肥厚的阴唇丰满鲜嫩,两瓣嫣红的阴唇娇羞紧闭,犹如还未绽放的花苞。
细密的缝隙中,一缕缕透明的花蜜流出,沾湿了四周的嫩肉,在上面茂密的阴毛映衬下,美艳动人,鲜嫩欲滴。
“妈妈的蜜穴真是嫩呀,居然还是粉红色的,你那绿帽没有用过吧?”祁夕一边打量着,一边说着赞美的淫言。
说完,毛笔紧随其后袭来,沿着丝袜大腿内侧拨动着白玉珍敏感的神经,一圈圈的游走向着蜜穴逼近。
很快,柔软的笔尖便触碰到了肉唇,一抹似乎看的到的瘙痒,涌向了白玉珍的神经。
“不…不要…”白玉珍微弱的呻吟着,躁动的下体不安的蠕动,随着毛笔一下下撩拨着阴蒂而一阵阵剧烈的抽搐,淫靡的蜜汁如失控的自来水汩汩而出,顺着股沟流向娇嫩的肛门。
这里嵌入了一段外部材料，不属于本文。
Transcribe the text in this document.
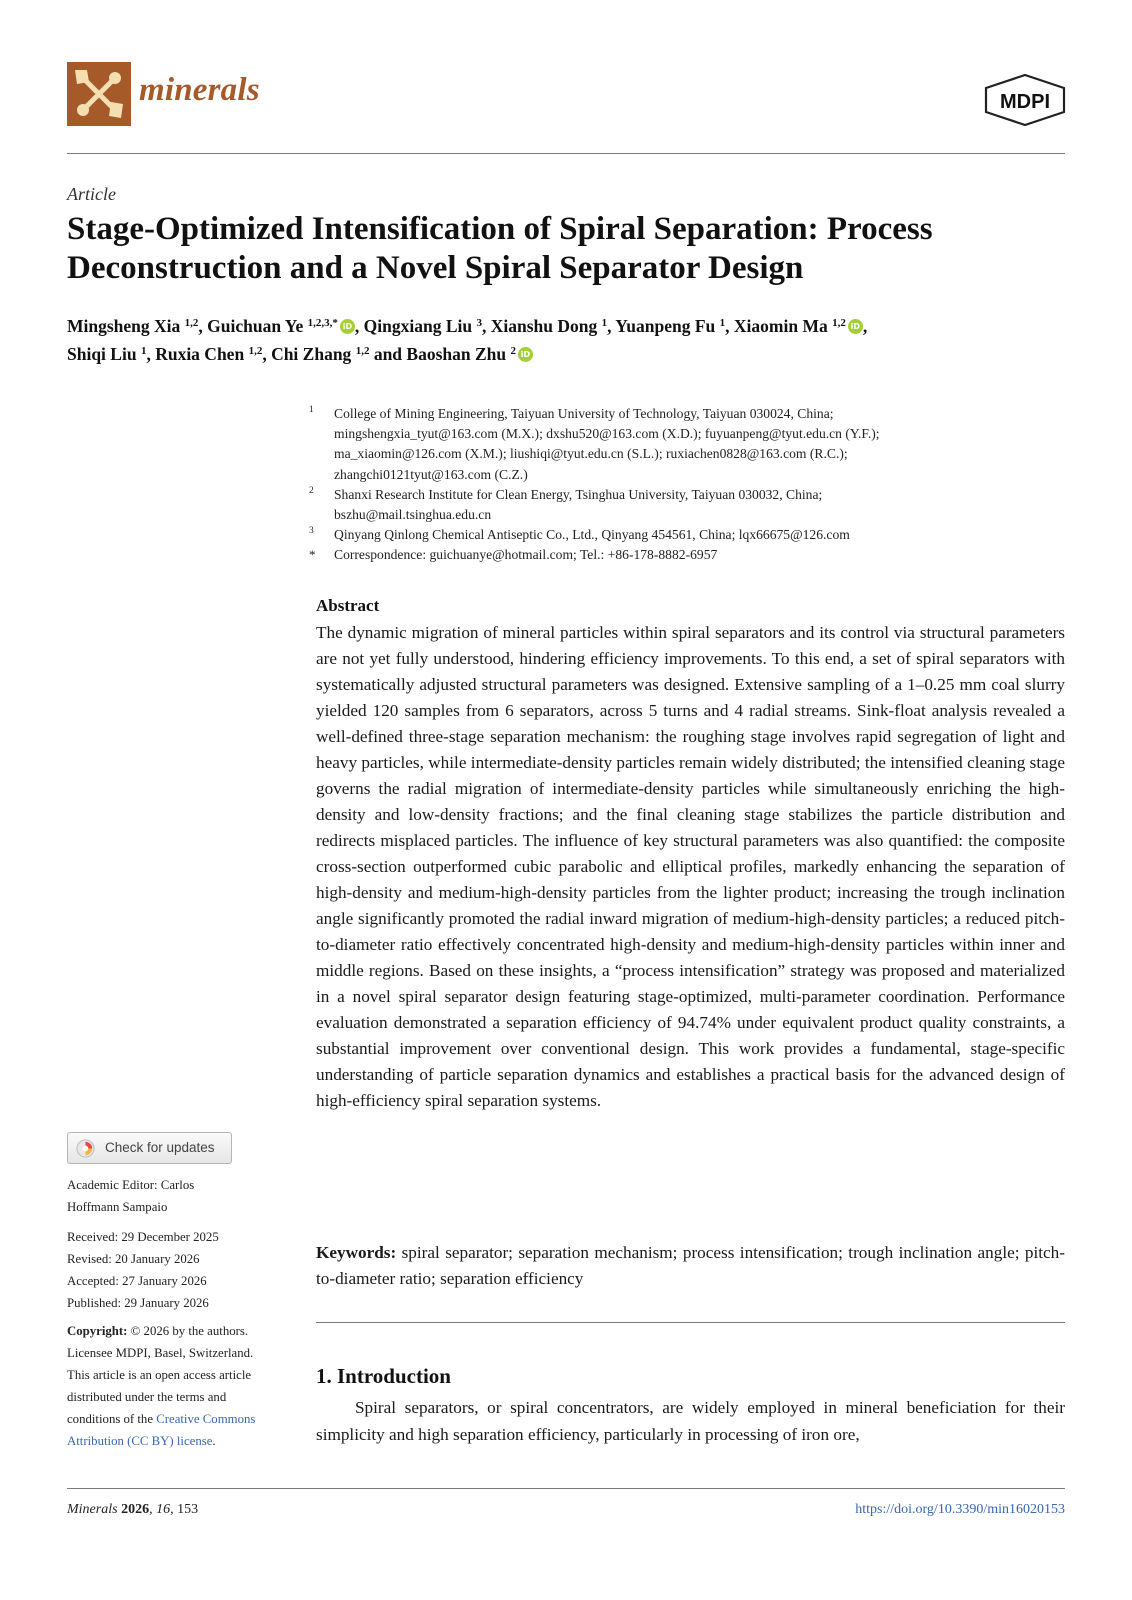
minerals	MDPI
Article
Stage-Optimized Intensification of Spiral Separation: Process Deconstruction and a Novel Spiral Separator Design
Mingsheng Xia $^{1,2}$, Guichuan Ye $^{1,2,3,*}$ iD , Qingxiang Liu $^3$, Xianshu Dong $^1$, Yuanpeng Fu $^1$, Xiaomin Ma $^{1,2}$ iD ,
Shiqi Liu $^1$, Ruxia Chen $^{1,2}$, Chi Zhang $^{1,2}$ and Baoshan Zhu $^2$ iD
1 College of Mining Engineering, Taiyuan University of Technology, Taiyuan 030024, China;
mingshengxia_tyut@163.com (M.X.); dxshu520@163.com (X.D.); fuyuanpeng@tyut.edu.cn (Y.F.);
ma_xiaomin@126.com (X.M.); liushiqi@tyut.edu.cn (S.L.); ruxiachen0828@163.com (R.C.);
zhangchi0121tyut@163.com (C.Z.)
2 Shanxi Research Institute for Clean Energy, Tsinghua University, Taiyuan 030032, China;
bszhu@mail.tsinghua.edu.cn
3 Qinyang Qinlong Chemical Antiseptic Co., Ltd., Qinyang 454561, China; lqx66675@126.com
* Correspondence: guichuanye@hotmail.com; Tel.: +86-178-8882-6957
Abstract
The dynamic migration of mineral particles within spiral separators and its control via structural parameters are not yet fully understood, hindering efficiency improvements. To this end, a set of spiral separators with systematically adjusted structural parameters was designed. Extensive sampling of a 1–0.25 mm coal slurry yielded 120 samples from 6 separators, across 5 turns and 4 radial streams. Sink-float analysis revealed a well-defined three-stage separation mechanism: the roughing stage involves rapid segregation of light and heavy particles, while intermediate-density particles remain widely distributed; the intensified cleaning stage governs the radial migration of intermediate-density particles while simultaneously enriching the high-density and low-density fractions; and the final cleaning stage stabilizes the particle distribution and redirects misplaced particles. The influence of key structural parameters was also quantified: the composite cross-section outperformed cubic parabolic and elliptical profiles, markedly enhancing the separation of high-density and medium-high-density particles from the lighter product; increasing the trough inclination angle significantly promoted the radial inward migration of medium-high-density particles; a reduced pitch-to-diameter ratio effectively concentrated high-density and medium-high-density particles within inner and middle regions. Based on these insights, a “process intensification” strategy was proposed and materialized in a novel spiral separator design featuring stage-optimized, multi-parameter coordination. Performance evaluation demonstrated a separation efficiency of 94.74% under equivalent product quality constraints, a substantial improvement over conventional design. This work provides a fundamental, stage-specific understanding of particle separation dynamics and establishes a practical basis for the advanced design of high-efficiency spiral separation systems.
Keywords: spiral separator; separation mechanism; process intensification; trough inclination angle; pitch-to-diameter ratio; separation efficiency
1. Introduction
Spiral separators, or spiral concentrators, are widely employed in mineral beneficiation for their simplicity and high separation efficiency, particularly in processing of iron ore,
Check for updates
Academic Editor: Carlos
Hoffmann Sampaio
Received: 29 December 2025
Revised: 20 January 2026
Accepted: 27 January 2026
Published: 29 January 2026
Copyright: © 2026 by the authors.
Licensee MDPI, Basel, Switzerland.
This article is an open access article
distributed under the terms and
conditions of the Creative Commons
Attribution (CC BY) license.
Minerals 2026, 16, 153	https://doi.org/10.3390/min16020153
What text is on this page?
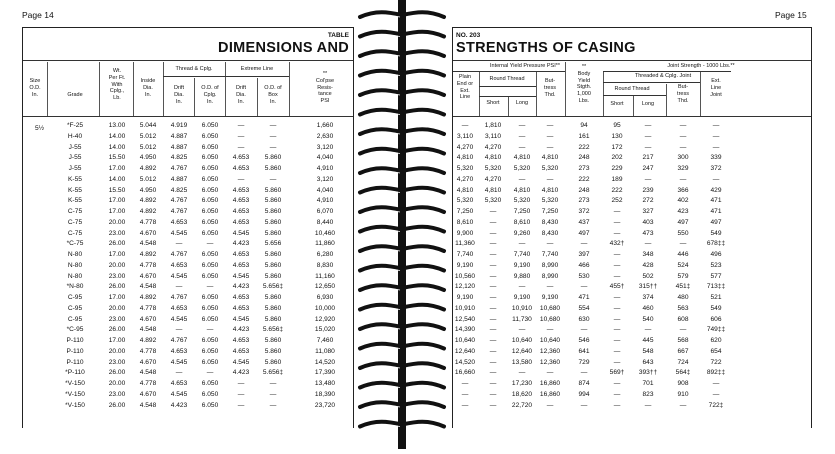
Page 14	Page 15
TABLE
DIMENSIONS AND
Size
O.D.
In.	Grade
Wt.
Per Ft.
With
Cplg.,
Lb.
Inside
Dia.
In.
Thread & Cplg.	Extreme Line
Drift
Dia.
In.
O.D. of
Cplg.
In.
Drift
Dia.
In.
O.D. of
Box
In.
**
Col'pse
Resis-
tance
PSI
5½	*F-25	13.00 5.044 4.919 6.050	—	—	1,660
H-40	14.00 5.012 4.887 6.050	—	—	2,630
J-55	14.00 5.012 4.887 6.050	—	—	3,120
J-55	15.50 4.950 4.825 6.050 4.653 5.860	4,040
J-55	17.00 4.892 4.767 6.050 4.653 5.860	4,910
K-55	14.00 5.012 4.887 6.050	—	—	3,120
K-55	15.50 4.950 4.825 6.050 4.653 5.860	4,040
K-55	17.00 4.892 4.767 6.050 4.653 5.860	4,910
C-75	17.00 4.892 4.767 6.050 4.653 5.860	6,070
C-75	20.00 4.778 4.653 6.050 4.653 5.860	8,440
C-75	23.00 4.670 4.545 6.050 4.545 5.860	10,460
*C-75	26.00 4.548	—	—	4.423 5.656	11,860
N-80	17.00 4.892 4.767 6.050 4.653 5.860	6,280
N-80	20.00 4.778 4.653 6.050 4.653 5.860	8,830
N-80	23.00 4.670 4.545 6.050 4.545 5.860	11,160
*N-80	26.00 4.548	—	—	4.423 5.656‡	12,650
C-95	17.00 4.892 4.767 6.050 4.653 5.860	6,930
C-95	20.00 4.778 4.653 6.050 4.653 5.860	10,000
C-95	23.00 4.670 4.545 6.050 4.545 5.860	12,920
*C-95	26.00 4.548	—	—	4.423 5.656‡	15,020
P-110	17.00 4.892 4.767 6.050 4.653 5.860	7,460
P-110	20.00 4.778 4.653 6.050 4.653 5.860	11,080
P-110	23.00 4.670 4.545 6.050 4.545 5.860	14,520
*P-110	26.00 4.548	—	—	4.423 5.656‡	17,390
*V-150	20.00 4.778 4.653 6.050	—	—	13,480
*V-150	23.00 4.670 4.545 6.050	—	—	18,390
*V-150	26.00 4.548 4.423 6.050	—	—	23,720
NO. 203
STRENGTHS OF CASING
Internal Yield Pressure PSI**
Plain
End or
Ext.
Line
Round Thread
Short	Long
But-
tress
Thd.
**
Body
Yield
Stgth.
1,000
Lbs.
Joint Strength - 1000 Lbs.**
Threaded & Cplg. Joint
Round Thread
Short	Long
But-
tress
Thd.
Ext.
Line
Joint
— 1,810	—	—	94	95	—	—	—
3,110 3,110	—	—	161	130	—	—	—
4,270 4,270	—	—	222	172	—	—	—
4,810 4,810 4,810 4,810	248	202	217	300	339
5,320 5,320 5,320 5,320	273	229	247	329	372
4,270 4,270	—	—	222	189	—	—	—
4,810 4,810 4,810 4,810	248	222	239	366	429
5,320 5,320 5,320 5,320	273	252	272	402	471
7,250 —	7,250 7,250	372	—	327	423	471
8,610 —	8,610 8,430	437	—	403	497	497
9,900 —	9,260 8,430	497	—	473	550	549
11,360 —	—	—	—	432†	—	—	678‡‡
7,740 —	7,740 7,740	397	—	348	446	496
9,190 —	9,190 8,990	466	—	428	524	523
10,560 —	9,880 8,990	530	—	502	579	577
12,120 —	—	—	—	455† 315††	451‡ 713‡‡
9,190 —	9,190 9,190	471	—	374	480	521
10,910 — 10,910 10,680	554	—	460	563	549
12,540 — 11,730 10,680	630	—	540	608	606
14,390 —	—	—	—	—	—	—	749‡‡
10,640 — 10,640 10,640	546	—	445	568	620
12,640 — 12,640 12,360	641	—	548	667	654
14,520 — 13,580 12,360	729	—	643	724	722
16,660 —	—	—	—	569† 393††	564‡ 892‡‡
—	— 17,230 16,860	874	—	701	908	—
—	— 18,620 16,860	994	—	823	910	—
—	— 22,720 —	—	—	—	—	722‡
“啊…嗯…放了我…放了我…”白玉珍不停哀求着,如一个迷路的孩子般无助。
“妈妈,小骚屄很爽吧,瘙痒的感觉顺着神经麻痹全身,就像千百只小虫子在阴道里蠕动一样,直到延伸到空虚的子宫尽头,妈妈想不想要找根硬邦邦的东西填满呢?”
“不…你这个…嗯…你这个小混蛋…啊…啊…啊…”
白玉珍羞愤说着,但随后便控制不住的大声呻吟起来。
只见毛笔停留在了勃起的阴蒂,一圈圈快速的转动、左右撩拨着,用最柔软的笔尖挑逗着白玉珍最敏感的神经。
“不要…不要…停下来…停下来…啊…”白玉珍涨红着脸,大汗淋漓,娇躯剧烈的扭动,臀部来回摇晃想要挣脱束缚,但回报她的是毛笔更激烈的搅动。
“妈妈的蜜汁真多啊,一股股的流出来,就像自来水一样,怎么样,小骚屄要高潮了吗?”
“停下来…停下…唔…要…要了…”白玉珍放浪的呻吟着,臀部扭动的更加激烈,肉穴一张一合,蜜汁如泉涌出,浑身的肌肉兴奋的渐渐绷紧,显然那是快要高潮的前奏。
但很快,她的呻吟就戛然而止了。
“给我…给我…”白玉珍满脸春情,如梦呓般呻吟着,肥美的丝袜肉臀意犹未尽的向上挺动,似乎正在寻找让她欲仙欲死的毛笔。
“呵呵,珍儿妈妈,你还真是淫荡啊…居然发出这样下流的声音…”
嘲笑般的笑声传来,白玉珍才如梦初醒,娇羞的脸庞满是羞愧和耻辱。再一次在耻辱的玩弄下,发出“呜呜”的羞咽声。
毛笔却再一次无情落下,来回挑逗着白玉珍的蜜穴。
当白玉珍再一次绷紧身躯骚浪呻吟时,他又残酷地停了下来,如此往复,循环不息,残忍的摧残着白玉珍已经快要崩溃的理智。